Let me tell you. Whatever the initial setup cost, coding is much easier with version control than without it.
Now a few years ago, I started work on a helpdesk ticketing system called tina. In the early days of tina development, I’d didn’t use any version control. I was frequently confused by my own code. I’d look at a piece of code and wonder, “What was I trying to do here?” or “When did I change this? Wait, did I change this?”. Occasionally, I’d tar-up my code for a historical record and I’m not sure now if I ever referred to those tarballs. When I eventually put the tina code into a Subversion repository I was much happier because of it.
With another project, that I wanted to put under version control, I found I had no less that 3 different versions of the code lying around on my hard drive. It look some investigation with
diff in order to find out which one was the most current. Fortunately I didn’t have some files more recent in one copy and others more recent in another copy, but that could have easily happened.

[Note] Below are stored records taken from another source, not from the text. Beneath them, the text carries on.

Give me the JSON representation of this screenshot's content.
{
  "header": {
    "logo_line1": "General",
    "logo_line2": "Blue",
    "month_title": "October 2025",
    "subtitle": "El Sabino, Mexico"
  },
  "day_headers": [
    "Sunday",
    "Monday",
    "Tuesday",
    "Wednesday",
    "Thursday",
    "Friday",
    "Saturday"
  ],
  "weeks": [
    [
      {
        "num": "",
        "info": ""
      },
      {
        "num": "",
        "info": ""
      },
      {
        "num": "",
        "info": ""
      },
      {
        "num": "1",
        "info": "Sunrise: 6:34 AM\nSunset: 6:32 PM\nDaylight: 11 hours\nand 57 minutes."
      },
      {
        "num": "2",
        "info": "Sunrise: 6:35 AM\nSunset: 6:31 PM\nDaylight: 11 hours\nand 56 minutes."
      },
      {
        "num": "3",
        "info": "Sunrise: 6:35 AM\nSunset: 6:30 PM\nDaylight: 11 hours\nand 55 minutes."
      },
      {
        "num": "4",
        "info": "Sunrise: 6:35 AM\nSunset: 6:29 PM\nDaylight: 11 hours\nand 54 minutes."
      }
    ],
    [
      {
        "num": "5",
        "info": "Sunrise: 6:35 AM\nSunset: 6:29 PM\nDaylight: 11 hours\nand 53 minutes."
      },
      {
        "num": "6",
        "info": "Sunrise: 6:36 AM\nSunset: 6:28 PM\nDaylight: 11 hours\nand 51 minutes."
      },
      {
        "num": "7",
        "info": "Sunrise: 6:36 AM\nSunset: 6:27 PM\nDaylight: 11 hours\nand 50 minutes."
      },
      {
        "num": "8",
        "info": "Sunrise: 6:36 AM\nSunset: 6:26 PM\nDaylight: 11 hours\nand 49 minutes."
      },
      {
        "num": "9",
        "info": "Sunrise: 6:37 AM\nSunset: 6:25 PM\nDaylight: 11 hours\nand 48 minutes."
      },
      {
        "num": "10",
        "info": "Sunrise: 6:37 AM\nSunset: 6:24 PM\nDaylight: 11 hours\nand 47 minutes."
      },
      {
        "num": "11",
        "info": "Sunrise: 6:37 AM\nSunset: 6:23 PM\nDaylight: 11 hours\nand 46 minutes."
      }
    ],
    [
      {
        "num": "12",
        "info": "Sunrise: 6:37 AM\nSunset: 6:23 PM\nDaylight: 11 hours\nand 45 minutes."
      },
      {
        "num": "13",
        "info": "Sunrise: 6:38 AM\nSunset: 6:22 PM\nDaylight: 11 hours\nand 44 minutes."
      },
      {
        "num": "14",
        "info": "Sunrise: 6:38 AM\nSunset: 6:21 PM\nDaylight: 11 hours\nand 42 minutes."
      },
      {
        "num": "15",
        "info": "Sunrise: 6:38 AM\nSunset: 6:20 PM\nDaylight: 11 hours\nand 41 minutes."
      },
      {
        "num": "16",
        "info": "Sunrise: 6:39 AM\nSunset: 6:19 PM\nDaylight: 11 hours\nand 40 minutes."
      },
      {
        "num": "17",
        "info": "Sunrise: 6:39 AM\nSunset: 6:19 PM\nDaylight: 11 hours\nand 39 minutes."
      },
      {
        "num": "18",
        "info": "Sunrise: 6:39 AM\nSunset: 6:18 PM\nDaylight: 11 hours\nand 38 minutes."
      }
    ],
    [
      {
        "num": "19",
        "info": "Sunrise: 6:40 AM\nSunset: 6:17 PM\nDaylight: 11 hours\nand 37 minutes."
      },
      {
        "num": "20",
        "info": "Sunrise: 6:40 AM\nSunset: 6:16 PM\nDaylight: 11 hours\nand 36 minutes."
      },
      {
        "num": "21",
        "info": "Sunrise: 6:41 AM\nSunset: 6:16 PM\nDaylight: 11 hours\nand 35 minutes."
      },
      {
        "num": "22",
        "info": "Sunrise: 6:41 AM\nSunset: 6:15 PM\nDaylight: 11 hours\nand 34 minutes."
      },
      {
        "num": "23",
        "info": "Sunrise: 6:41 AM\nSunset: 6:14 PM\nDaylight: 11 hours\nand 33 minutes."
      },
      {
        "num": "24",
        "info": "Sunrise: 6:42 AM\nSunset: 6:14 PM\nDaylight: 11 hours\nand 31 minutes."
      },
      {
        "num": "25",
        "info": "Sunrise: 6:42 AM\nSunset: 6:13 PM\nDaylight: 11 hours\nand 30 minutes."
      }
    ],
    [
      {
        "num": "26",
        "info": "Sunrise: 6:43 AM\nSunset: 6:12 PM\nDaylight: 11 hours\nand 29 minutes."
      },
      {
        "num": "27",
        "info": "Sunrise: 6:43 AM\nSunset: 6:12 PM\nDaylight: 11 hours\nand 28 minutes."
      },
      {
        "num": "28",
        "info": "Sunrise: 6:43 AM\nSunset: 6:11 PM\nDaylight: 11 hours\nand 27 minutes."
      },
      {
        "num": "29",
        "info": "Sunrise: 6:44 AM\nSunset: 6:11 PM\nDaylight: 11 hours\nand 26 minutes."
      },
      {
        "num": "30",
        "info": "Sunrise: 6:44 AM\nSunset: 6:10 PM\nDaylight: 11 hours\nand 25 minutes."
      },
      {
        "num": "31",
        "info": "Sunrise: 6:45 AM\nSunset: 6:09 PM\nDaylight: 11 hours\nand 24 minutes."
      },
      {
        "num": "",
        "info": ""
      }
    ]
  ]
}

With version control, it’s easy to find out what changed in my code, especially if I write useful commit messages. The most unexpected (and incredibly positive) side effect was that once I started using version control, the quality of my code went up dramatically. By tracking exactly what was changing between revisions, unwanted changes and debug code did not slip into the shipping code.

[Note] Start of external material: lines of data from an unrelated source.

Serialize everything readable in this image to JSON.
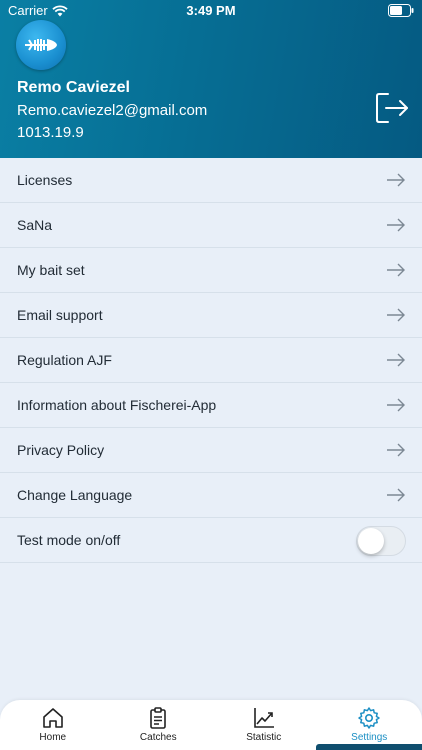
{
  "status": {
    "carrier": "Carrier",
    "time": "3:49 PM"
  },
  "user": {
    "name": "Remo Caviezel",
    "email": "Remo.caviezel2@gmail.com",
    "version": "1013.19.9"
  },
  "menu": {
    "items": [
      {
        "label": "Licenses"
      },
      {
        "label": "SaNa"
      },
      {
        "label": "My bait set"
      },
      {
        "label": "Email support"
      },
      {
        "label": "Regulation AJF"
      },
      {
        "label": "Information about Fischerei-App"
      },
      {
        "label": "Privacy Policy"
      },
      {
        "label": "Change Language"
      }
    ],
    "test_mode": {
      "label": "Test mode on/off",
      "enabled": false
    }
  },
  "tabs": [
    {
      "label": "Home",
      "icon": "home-icon",
      "active": false
    },
    {
      "label": "Catches",
      "icon": "clipboard-icon",
      "active": false
    },
    {
      "label": "Statistic",
      "icon": "chart-icon",
      "active": false
    },
    {
      "label": "Settings",
      "icon": "gear-icon",
      "active": true
    }
  ],
  "colors": {
    "header_start": "#0a7fa4",
    "header_end": "#055a82",
    "background": "#e8eff8",
    "active_tab": "#1c8fc4"
  }
}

It’s worth noting that this approach goes hand-in-hand with unit testing. Version control lets you know what is changing and unit testing lets you know that your changes don’t result in regressions. As solo developers without QA teams or even a QA person, using these best practices seriously improves our ability to complete with larger organizations.
So, I recommend version control for any coding project bigger than a few lines of code. I used Subversion for a while and have now moved onto git.

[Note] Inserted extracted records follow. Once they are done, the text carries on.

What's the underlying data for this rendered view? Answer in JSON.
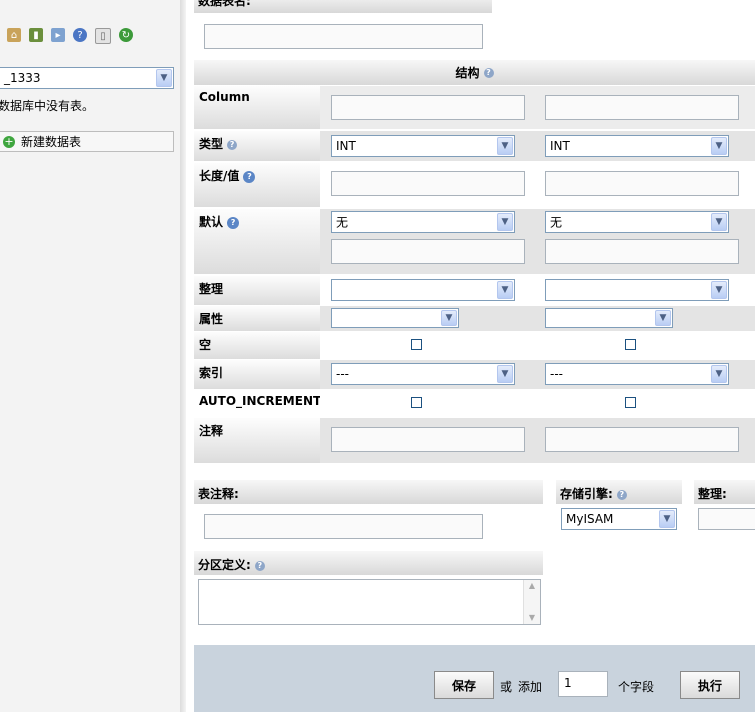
{
  "sidebar": {
    "toolbar_icons": [
      "home-icon",
      "exit-icon",
      "query-icon",
      "help-icon",
      "docs-icon",
      "reload-icon"
    ],
    "db_select_value": "_1333",
    "no_tables_text": "数据库中没有表。",
    "new_table_label": "新建数据表"
  },
  "form": {
    "table_name_label": "数据表名:",
    "structure_header": "结构",
    "rows": {
      "column": "Column",
      "type": "类型",
      "length": "长度/值",
      "default": "默认",
      "collation": "整理",
      "attributes": "属性",
      "null": "空",
      "index": "索引",
      "auto_increment": "AUTO_INCREMENT",
      "comment": "注释"
    },
    "fields": [
      {
        "type": "INT",
        "default": "无",
        "index": "---"
      },
      {
        "type": "INT",
        "default": "无",
        "index": "---"
      }
    ],
    "table_comment_label": "表注释:",
    "storage_engine_label": "存储引擎:",
    "storage_engine_value": "MyISAM",
    "collation_label": "整理:",
    "partition_label": "分区定义:",
    "footer": {
      "save_label": "保存",
      "or_text": "或",
      "add_text": "添加",
      "add_count": "1",
      "fields_text": "个字段",
      "go_label": "执行"
    }
  }
}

My tips for version control success:
- Make small commits – don’t commit a whole day’s work if you wrote 2 features and fixed 8 bugs. That should be at least 10 commits. For sure, commit every-time you complete something – a bugfix, a feature, fixing a typo, a formatting change. It’s makes it much easier to find regressions and other issues later. Oh, and try not to work on many things at once especially if the changes overlap in the code.
- Compile before commit – each commit represents a known state of your code, so make sure the code compiles correctly without warnings or errors before committing.
- Diff before commit – before each commit, look over the diff of your current code compared with the last commit. Then you’ll know for sure what you are committing. If you don’t like part of the proposed commit, change it, diff it again, repeat until you like it and then commit.
- Write useful messages – When you commit a message is required is usually. Make sure it makes sense to you and to others looking at your repository.